3:00 AM 5th February 2022
Walking For Wellbeing – It Really Does Work
Photo by Emma Simpson on Unsplash
If, like me, you’re still carrying half of Christmas around your middle, you may be considering taking up exercise. And whilst I don’t want just to repeat the oft-quoted benefits of walking, for example, that it can strengthen bones and muscles, improves circulation, or, according to the Journal of American Geriatrics, that walking faster decreases risk of heart failure for older women instead, I’d like to invite you to take a walk, read this more of a testimony to why walking for wellbeing really does work.

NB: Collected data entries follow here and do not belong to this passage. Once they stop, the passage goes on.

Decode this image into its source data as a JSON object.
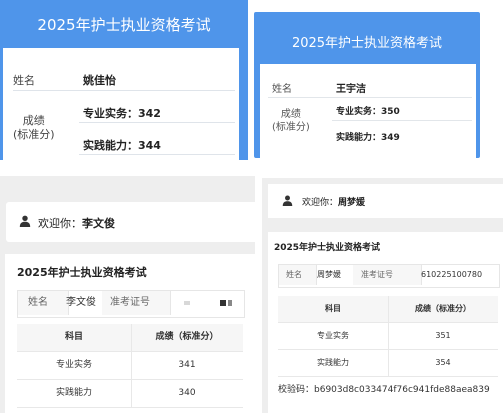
{
  "panel1": {
    "title": "2025年护士执业资格考试",
    "name_label": "姓名",
    "name_value": "姚佳怡",
    "score_label_line1": "成绩",
    "score_label_line2": "(标准分)",
    "score1": "专业实务：342",
    "score2": "实践能力：344"
  },
  "panel2": {
    "title": "2025年护士执业资格考试",
    "name_label": "姓名",
    "name_value": "王宇洁",
    "score_label_line1": "成绩",
    "score_label_line2": "(标准分)",
    "score1": "专业实务：350",
    "score2": "实践能力：349"
  },
  "panel3": {
    "welcome_prefix": "欢迎你：",
    "welcome_name": "李文俊",
    "title": "2025年护士执业资格考试",
    "info": {
      "name_label": "姓名",
      "name_value": "李文俊",
      "ticket_label": "准考证号"
    },
    "table": {
      "headers": [
        "科目",
        "成绩（标准分）"
      ],
      "rows": [
        [
          "专业实务",
          "341"
        ],
        [
          "实践能力",
          "340"
        ]
      ]
    }
  },
  "panel4": {
    "welcome_prefix": "欢迎你：",
    "welcome_name": "周梦媛",
    "title": "2025年护士执业资格考试",
    "info": {
      "name_label": "姓名",
      "name_value": "周梦媛",
      "ticket_label": "准考证号",
      "ticket_value": "610225100780"
    },
    "table": {
      "headers": [
        "科目",
        "成绩（标准分）"
      ],
      "rows": [
        [
          "专业实务",
          "351"
        ],
        [
          "实践能力",
          "354"
        ]
      ]
    },
    "check_code": "校验码：b6903d8c033474f76c941fde88aea839"
  },
  "colors": {
    "header_blue": "#4f95ea",
    "panel_gray": "#eeeeee"
  },
  "icons": [
    "user-icon"
  ]
}
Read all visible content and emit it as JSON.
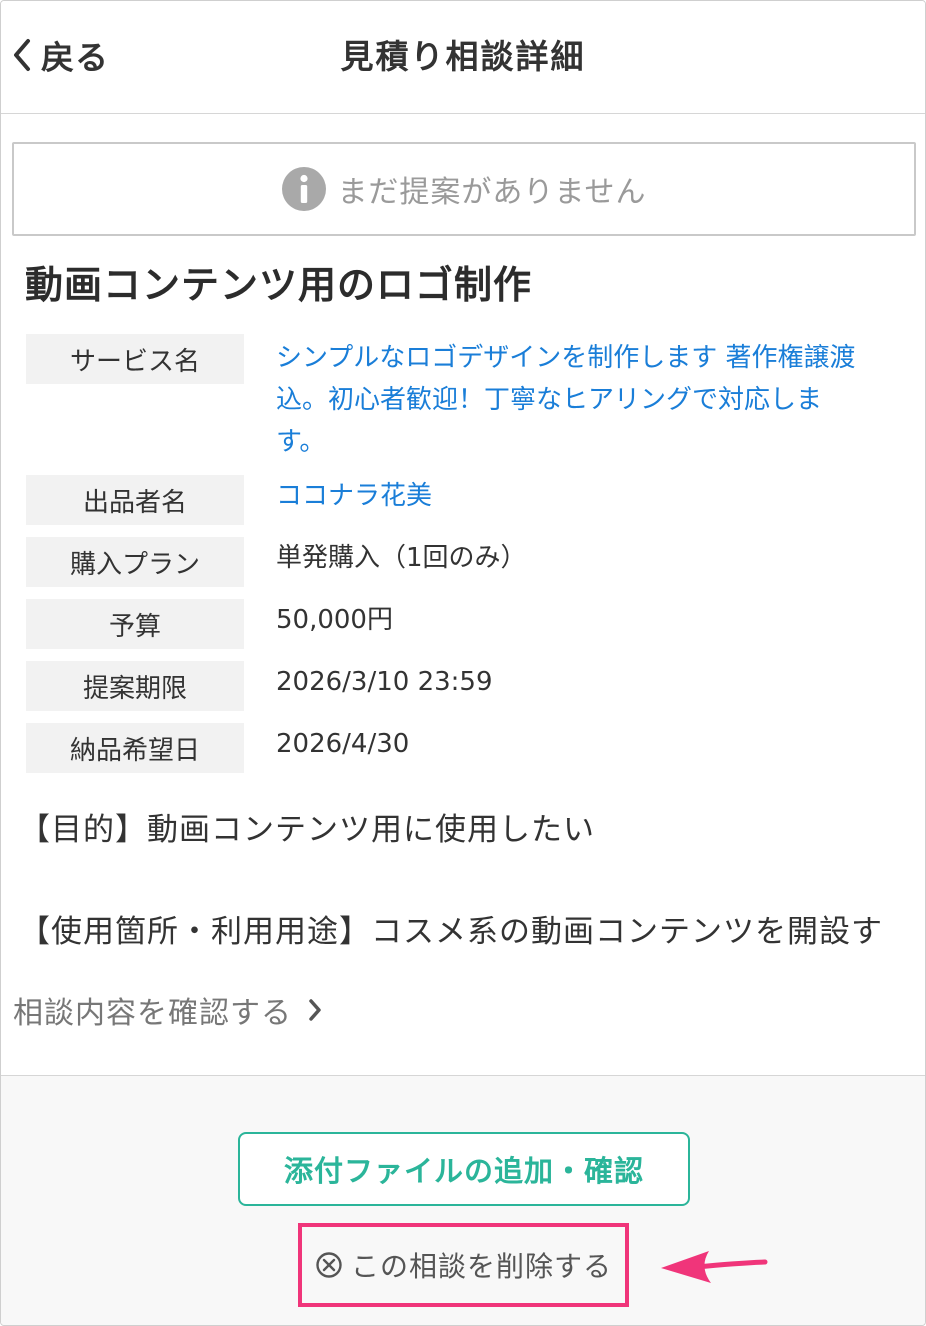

Have you ever found yourself at work, or at home, and thought – I just want some quiet? Ever found yourself miserable, beleaguered by the endless pinging of your phone? The obvious choice is to step outside. Here is why it helps, at least for me.
image / pixabay
Open air gives you space. It gives your mind a metaphorical opportunity to expand into the ether, to give you a wider arena in which to consider the problems you have been turning about in your mind. Without the caged experience of four walls, concerns the dominated every waking moment are liberated, as are you, to take a different perspective. And for silence, that you won’t often find outdoors, but instead, a sense of calm. Your senses are stimulated by all that nature has to offer and something indefinable provides a sense of comfort. You can choose to enjoy this alone, or in company – sometimes you can strengthen the bonds you have with another just by being comfortable in each other’s silent company.
Of course, I’m no psychologist, but I’d come forward as a firm advocate for walking to stabilise a troubled mind. I’ve even read it can help inspire creativity – what’s not to love?
Don’t take it just from me: as we head towards spring, why not try a walk for wellbeing?